Games have always been the most important thing for our business and will continue to be, so I want to make sure that message gets across loud and clear. Our emphasis on bringing really compelling game content is always going to be priority number one – especially as I’ve said that PS3 is first and foremost a video games console.
We want to back that up with facts, if you will, with great content on the games side – both from internal studios and from our partners as well. Having said that, we’ve packed so much technology into PS3, we can offer so much more over and above the gaming experience.
More specifically – in example in the US – we have the video delivery service, plus Life With PlayStation, which is really a non-game approach that utilises the PS3. Home straddles both the game content and non-game side.
Those are just three examples of us embarking on a networked-slash-non-game arena.
We feel that expanding services in that area will enhance the PS3 over and above what we can do with our great games. We certainly have even more initiatives that we are discussing internally that make sure that we really enhance the entertainment experience overall for PS3.
Microsoft and Nintendo both announced things that were geared to putting their consoles in the hands of new, ‘family’ consumers. That was less of a message for you. Why was there that disparity? And do you think Microsoft can do it?
I really can’t speak for the Microsoft party, but I can tell you – and the part you missed in your question – about PS2. We are the only platform holder to have two home-based platforms. And they both cater to a somewhat different demographic.
We don’t have to rely on PS3 to appeal to everyone at this point in time. If we’re talking about the casual gamer, the PS2 is probably the right choice for them.
They can migrate to the PS3 when they feel it appropriate. We don’t need the PS3 to feel like the console that will appeal to everyone at this point.
Having said that, Jack [Tretton] talked at E3 bringing some of the more family, orientated, social gaming titles to PS3 because we’re into our second year and we want to start to migrate some of the consumers from the real hardcore gaming audience to somewhat more of our casual games as well – that’s why we’ll be bringing titles like Buzz! and Singstar to the PS3 as well.
We can do that do at the pace we feel comfortable, that we feel consumers feel comfortable as well – mainly because we have the advantage of being in the business with two consoles. We don’t need to have one console try to be everything to everybody just yet.
Is there a timeframe where you’ll start to try and push those functions to the more family-orientated audience?
Some of the functionalities like Home or Life With PlayStation and also the video distribution service in the US are functions that really appeal to the casual users of games – or literally non-gaming users.
think that’s a great way to bring additional consumers into the world of PlayStation. Once they join that family of PS3 users, they’re also able to discover: “Oh my God, there are great games here I never thought I’d be interested in, but I’m certainly going to go out and play Metal Gear Solid 4, Gran Turismo Prologue and Little Big Planet – another great family orientated game, by the way.”
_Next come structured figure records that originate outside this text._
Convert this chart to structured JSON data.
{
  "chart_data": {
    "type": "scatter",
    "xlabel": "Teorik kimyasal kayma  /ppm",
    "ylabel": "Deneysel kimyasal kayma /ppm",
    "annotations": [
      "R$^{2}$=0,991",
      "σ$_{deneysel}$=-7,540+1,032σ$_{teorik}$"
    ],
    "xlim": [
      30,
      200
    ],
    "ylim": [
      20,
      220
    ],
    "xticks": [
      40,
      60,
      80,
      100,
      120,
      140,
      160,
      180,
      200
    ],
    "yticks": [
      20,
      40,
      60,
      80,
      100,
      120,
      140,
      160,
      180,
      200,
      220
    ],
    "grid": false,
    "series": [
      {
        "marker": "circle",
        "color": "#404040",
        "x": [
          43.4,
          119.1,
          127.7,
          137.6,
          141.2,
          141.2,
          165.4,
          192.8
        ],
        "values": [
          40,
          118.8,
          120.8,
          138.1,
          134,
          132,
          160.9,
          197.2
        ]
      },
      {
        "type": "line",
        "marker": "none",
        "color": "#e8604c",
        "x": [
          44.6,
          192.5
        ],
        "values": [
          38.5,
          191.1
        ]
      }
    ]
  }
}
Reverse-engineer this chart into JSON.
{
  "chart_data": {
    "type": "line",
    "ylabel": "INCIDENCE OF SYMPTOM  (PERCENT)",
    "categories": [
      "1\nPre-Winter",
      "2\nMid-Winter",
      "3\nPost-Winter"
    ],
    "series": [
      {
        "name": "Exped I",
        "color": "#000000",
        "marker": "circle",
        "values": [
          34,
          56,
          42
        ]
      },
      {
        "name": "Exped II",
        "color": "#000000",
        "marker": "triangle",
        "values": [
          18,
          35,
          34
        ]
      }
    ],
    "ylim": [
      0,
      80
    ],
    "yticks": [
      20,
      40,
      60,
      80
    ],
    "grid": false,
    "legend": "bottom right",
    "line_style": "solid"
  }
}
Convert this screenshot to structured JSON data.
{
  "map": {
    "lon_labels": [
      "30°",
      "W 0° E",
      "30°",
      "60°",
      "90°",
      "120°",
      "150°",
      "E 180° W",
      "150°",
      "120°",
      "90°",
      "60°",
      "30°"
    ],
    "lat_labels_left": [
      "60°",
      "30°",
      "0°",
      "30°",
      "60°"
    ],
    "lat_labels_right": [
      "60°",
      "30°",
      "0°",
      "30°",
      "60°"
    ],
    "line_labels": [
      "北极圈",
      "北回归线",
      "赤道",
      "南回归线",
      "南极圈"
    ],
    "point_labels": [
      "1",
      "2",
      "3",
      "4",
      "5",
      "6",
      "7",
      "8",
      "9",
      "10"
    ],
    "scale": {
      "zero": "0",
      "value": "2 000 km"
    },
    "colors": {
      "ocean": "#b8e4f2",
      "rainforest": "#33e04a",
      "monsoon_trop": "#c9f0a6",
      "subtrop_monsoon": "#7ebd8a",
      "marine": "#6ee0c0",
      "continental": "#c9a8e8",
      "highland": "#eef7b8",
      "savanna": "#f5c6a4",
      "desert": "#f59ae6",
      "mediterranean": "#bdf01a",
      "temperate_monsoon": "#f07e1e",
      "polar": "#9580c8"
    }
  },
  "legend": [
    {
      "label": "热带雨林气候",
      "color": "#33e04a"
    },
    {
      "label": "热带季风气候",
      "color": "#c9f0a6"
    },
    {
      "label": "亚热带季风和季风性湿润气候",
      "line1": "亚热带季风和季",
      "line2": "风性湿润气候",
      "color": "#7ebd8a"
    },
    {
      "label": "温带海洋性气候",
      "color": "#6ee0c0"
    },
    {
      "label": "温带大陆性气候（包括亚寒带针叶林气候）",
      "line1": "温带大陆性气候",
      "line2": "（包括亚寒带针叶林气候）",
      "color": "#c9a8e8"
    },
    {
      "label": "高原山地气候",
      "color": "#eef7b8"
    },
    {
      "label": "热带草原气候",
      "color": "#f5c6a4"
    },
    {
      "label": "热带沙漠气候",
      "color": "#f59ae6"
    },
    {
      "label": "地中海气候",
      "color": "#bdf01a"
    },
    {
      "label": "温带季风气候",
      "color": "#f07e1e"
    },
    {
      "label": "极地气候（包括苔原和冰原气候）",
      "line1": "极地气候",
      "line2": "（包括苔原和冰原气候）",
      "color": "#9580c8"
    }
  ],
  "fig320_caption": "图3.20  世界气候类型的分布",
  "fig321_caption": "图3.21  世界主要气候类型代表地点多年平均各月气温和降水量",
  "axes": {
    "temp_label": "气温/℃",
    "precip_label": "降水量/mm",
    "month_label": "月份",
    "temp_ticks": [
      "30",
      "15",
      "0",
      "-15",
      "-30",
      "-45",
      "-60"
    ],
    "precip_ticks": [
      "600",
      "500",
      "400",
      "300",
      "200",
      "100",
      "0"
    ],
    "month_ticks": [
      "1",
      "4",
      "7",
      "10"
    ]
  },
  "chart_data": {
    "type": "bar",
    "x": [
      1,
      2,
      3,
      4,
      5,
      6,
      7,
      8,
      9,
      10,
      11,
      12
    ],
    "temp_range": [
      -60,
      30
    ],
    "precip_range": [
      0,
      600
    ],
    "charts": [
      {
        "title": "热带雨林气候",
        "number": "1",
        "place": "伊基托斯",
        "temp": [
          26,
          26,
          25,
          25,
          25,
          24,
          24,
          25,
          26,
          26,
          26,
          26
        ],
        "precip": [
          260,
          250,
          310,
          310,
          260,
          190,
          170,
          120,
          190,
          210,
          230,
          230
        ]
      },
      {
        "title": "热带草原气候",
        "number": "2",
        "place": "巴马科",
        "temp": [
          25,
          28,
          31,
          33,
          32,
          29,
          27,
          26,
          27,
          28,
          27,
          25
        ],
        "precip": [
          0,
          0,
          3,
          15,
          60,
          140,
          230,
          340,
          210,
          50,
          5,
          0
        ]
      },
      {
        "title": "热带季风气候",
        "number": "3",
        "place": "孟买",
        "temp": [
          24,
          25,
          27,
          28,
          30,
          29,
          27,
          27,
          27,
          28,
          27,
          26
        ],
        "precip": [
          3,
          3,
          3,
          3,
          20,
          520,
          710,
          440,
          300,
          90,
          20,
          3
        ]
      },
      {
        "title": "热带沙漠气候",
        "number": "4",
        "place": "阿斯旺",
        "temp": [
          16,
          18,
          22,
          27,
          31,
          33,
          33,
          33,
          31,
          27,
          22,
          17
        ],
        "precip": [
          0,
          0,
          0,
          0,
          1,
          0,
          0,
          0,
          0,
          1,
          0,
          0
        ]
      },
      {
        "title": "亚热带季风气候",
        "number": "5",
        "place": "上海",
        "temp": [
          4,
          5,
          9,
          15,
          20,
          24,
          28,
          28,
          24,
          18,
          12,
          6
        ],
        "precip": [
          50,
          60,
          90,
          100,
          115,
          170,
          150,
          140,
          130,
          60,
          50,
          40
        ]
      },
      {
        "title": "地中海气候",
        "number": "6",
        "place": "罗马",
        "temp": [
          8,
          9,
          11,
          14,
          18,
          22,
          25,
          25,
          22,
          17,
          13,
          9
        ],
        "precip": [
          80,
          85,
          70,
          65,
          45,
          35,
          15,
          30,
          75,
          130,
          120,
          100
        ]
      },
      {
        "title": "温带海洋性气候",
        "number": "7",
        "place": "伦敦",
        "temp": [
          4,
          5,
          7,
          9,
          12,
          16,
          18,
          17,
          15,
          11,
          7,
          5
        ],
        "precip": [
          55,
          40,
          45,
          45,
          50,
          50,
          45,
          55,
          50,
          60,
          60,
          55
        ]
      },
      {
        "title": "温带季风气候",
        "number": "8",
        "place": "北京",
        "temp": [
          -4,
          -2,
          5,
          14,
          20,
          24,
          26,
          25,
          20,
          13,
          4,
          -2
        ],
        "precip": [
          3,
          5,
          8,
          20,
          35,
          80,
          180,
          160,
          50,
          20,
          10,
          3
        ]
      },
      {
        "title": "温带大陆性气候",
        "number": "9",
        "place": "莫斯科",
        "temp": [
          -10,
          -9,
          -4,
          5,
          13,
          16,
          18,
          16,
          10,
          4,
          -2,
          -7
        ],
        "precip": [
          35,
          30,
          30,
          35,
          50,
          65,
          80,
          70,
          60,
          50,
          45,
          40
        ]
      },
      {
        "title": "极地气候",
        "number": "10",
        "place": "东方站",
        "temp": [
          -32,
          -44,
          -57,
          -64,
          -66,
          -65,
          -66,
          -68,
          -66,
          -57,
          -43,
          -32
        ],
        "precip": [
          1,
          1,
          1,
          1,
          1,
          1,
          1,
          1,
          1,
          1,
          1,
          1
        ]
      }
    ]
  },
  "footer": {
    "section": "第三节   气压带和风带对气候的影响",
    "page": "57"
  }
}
A better question might be: When will PS3’s marketing change to reflect that?
That really depends on where we find ourselves in the lifecycle. We’re coming up to being three years into a ten-year lifecycle and we’ve only really begun to scratch the surface. Just as the PS2 marketing and positioning has evolved over the past ten years, we’ll make sure the PS3 messaging evolves as well.
Sony Europe has been very bold in its predictions for how digitally downloaded game sales will dominate the High Street in the future – and how the PS3 is setup for that. Can you put a timeframe on that?
That really depends on the territory we’re talking about and the broadband infrastructure. Some territories will get there faster, but at the same time, we need to make sure we understand the consumers’ emotional attachment to software. Many consumers like to have a physical library in their collection, and we need to respect that. Other consumers don’t want the bulk and want everything on their hard drive – and we need to respect that as well.
Microsoft has spent a lot of money on exclusive DLC, whilst Sony appears to be less bothered. Why is that the case?
You’re talking about exclusively downloadable content? Right. We divide that into two parts. One is the aspect of exclusivity, the other is downloadable content. First of all, on the exclusivity front – whether it’s downloadable or not – one of the unrivalled strengths that we have, and we’ve proven this time and time again, is the power of our internal worldwide studios. Our first-party product is obviously platform exclusive and is the best out there.
We’ve talked about a raft of great titles, whether that’s Little Big Planet, Resistance 2, SoCom, God Of War 3, Killzone 2, MaG or Motorstorm: Pacific Rift.
Secondly, if we talk about Blu-Ray, there’s a lot of capacity there. Our discussion with a lot of the publishers is about how the PS3 version of a game has the capacity to hold exclusive things consumers will be interested in – features with the makers of the game, documentary on the franchise or 'making of...' footage.
That’s as well as additional weapons, levels, tools and characters. Thos things very much differentiate our offering over and above different versions of the same game.